At least that’s how they are supposed to turn out.

Roasts bring grandeur and elegance to the table, not to mention giving the cook the opportunity to whip up a show-stopping centerpiece. But they also pose challenges.

If you’re one of those cooks who have shelled out big bucks for a pricey roast, you may be wondering: What is the best way to roast a roast?

It can be one of the scariest, most intimidating of kitchen tasks. You’ve spent a lot of money, and you want everything to be spectacular.

“I tried once to cook a prime rib and was completely devastated,” Geri B. of Canton, Mich., said in an email. The recipe that she had said to sear it at 500 degrees, reduce the heat to 325 degrees and cook it for 30 minutes per pound. “It was lousy,” she said.

To guide you, we’ve pulled together advice from tested recipes and local meat cutters. The result should be perfectly pleasing roasts that will impress your guests.

Beef Tenderloin

Serves: 8 Preparation time: 20 minutes Total time: 1 hour (plus standing and marinating time)

1 whole beef tenderloin (about 5 pounds), trimmed

1/3 cup balsamic vinegar

1/3 cup olive oil, plus 2 tablespoons, divided

2 cloves crushed garlic

3 tablespoons reduced-sodium soy sauce

1/4 teaspoon dried crushed rosemary leaves

For the sauce:

1 cup reduced-sodium beef broth

1/3 cup balsamic vinegar

2 tablespoons of butter

Note: Have the butcher trim the tenderloin for you. Cut the tenderloin so you have one even, center cut. Roast the tapered end separately and for less time than the center cut.

You will need an ovenproof skillet large enough to hold the whole tenderloin, or you can cut it in half or use a heavy-duty roasting pan that will fit over two burners and can take direct high heat.
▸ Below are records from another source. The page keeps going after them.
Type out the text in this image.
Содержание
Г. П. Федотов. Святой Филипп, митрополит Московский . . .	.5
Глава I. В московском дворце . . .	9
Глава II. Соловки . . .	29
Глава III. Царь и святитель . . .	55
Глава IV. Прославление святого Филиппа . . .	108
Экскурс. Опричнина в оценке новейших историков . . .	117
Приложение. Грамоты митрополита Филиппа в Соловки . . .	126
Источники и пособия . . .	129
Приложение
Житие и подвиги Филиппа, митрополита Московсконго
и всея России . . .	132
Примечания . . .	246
Trim the beef tenderloin of any fat. Place the tenderloin in a sealable plastic bag. In a glass measure, whisk together the vinegar, 1/3 cup olive oil, garlic, soy sauce and rosemary. Pour the marinade over the beef and seal the bag. Marinate at least 1 hour and up to 3 hours.

Preheat the oven to 400 degrees.

Heat the 2 tablespoons of olive oil in a large, ovenproof skillet over high heat. Add the marinated tenderloin, discarding marinade, and sear about 3 minutes on all sides until browned and crusty. Transfer the skillet to the oven and roast about 20 minutes or until desired degree of doneness. (If the skillet or pan becomes too dry, add a little beef broth or water.) For medium-rare, the internal temperature should register about 120 to 125 on an instant-read thermometer.
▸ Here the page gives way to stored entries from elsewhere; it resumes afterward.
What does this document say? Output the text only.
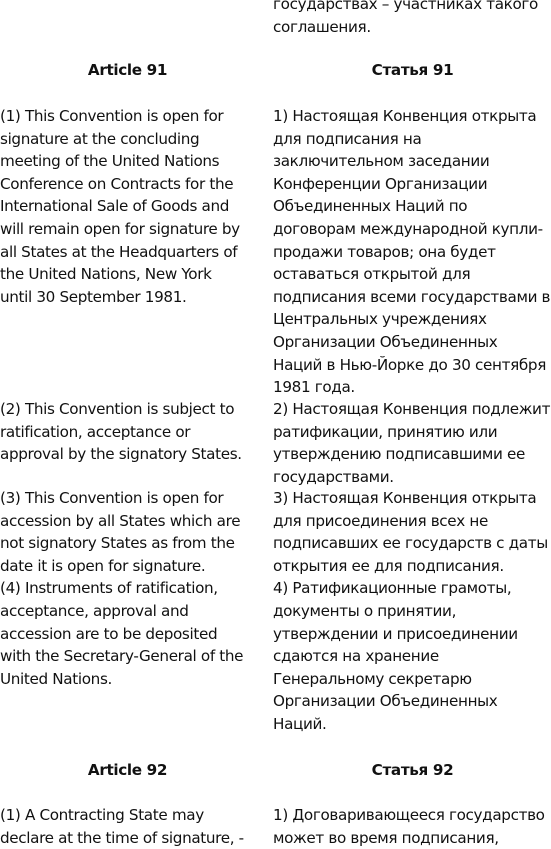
государствах – участниках такого
соглашения.
Article 91	Статья 91
(1) This Convention is open for
signature at the concluding
meeting of the United Nations
Conference on Contracts for the
International Sale of Goods and
will remain open for signature by
all States at the Headquarters of
the United Nations, New York
until 30 September 1981.
1) Настоящая Конвенция открыта
для подписания на
заключительном заседании
Конференции Организации
Объединенных Наций по
договорам международной купли-
продажи товаров; она будет
оставаться открытой для
подписания всеми государствами в
Центральных учреждениях
Организации Объединенных
Наций в Нью-Йорке до 30 сентября
1981 года.
(2) This Convention is subject to
ratification, acceptance or
approval by the signatory States.
2) Настоящая Конвенция подлежит
ратификации, принятию или
утверждению подписавшими ее
государствами.
(3) This Convention is open for
accession by all States which are
not signatory States as from the
date it is open for signature.
(4) Instruments of ratification,
acceptance, approval and
accession are to be deposited
with the Secretary-General of the
United Nations.
3) Настоящая Конвенция открыта
для присоединения всех не
подписавших ее государств с даты
открытия ее для подписания.
4) Ратификационные грамоты,
документы о принятии,
утверждении и присоединении
сдаются на хранение
Генеральному секретарю
Организации Объединенных
Наций.
Article 92	Статья 92
(1) A Contracting State may
declare at the time of signature, -
1) Договаривающееся государство
может во время подписания,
Remove the roast from the oven and transfer to a platter. Tent with foil and let it rest 10 to 20 minutes before slicing.

For the sauce: In the skillet the tenderloin was roasted in, add the beef broth. Heat over high heat, scraping up any browned bits on the bottom of the skillet. Whisk in the balsamic vinegar and continue heating. Whisk in the butter until the sauce thickens slightly.

Slice the tenderloin and serve drizzled with sauce.

From and tested by Susan M. Selasky for the Free Press Test Kitchen.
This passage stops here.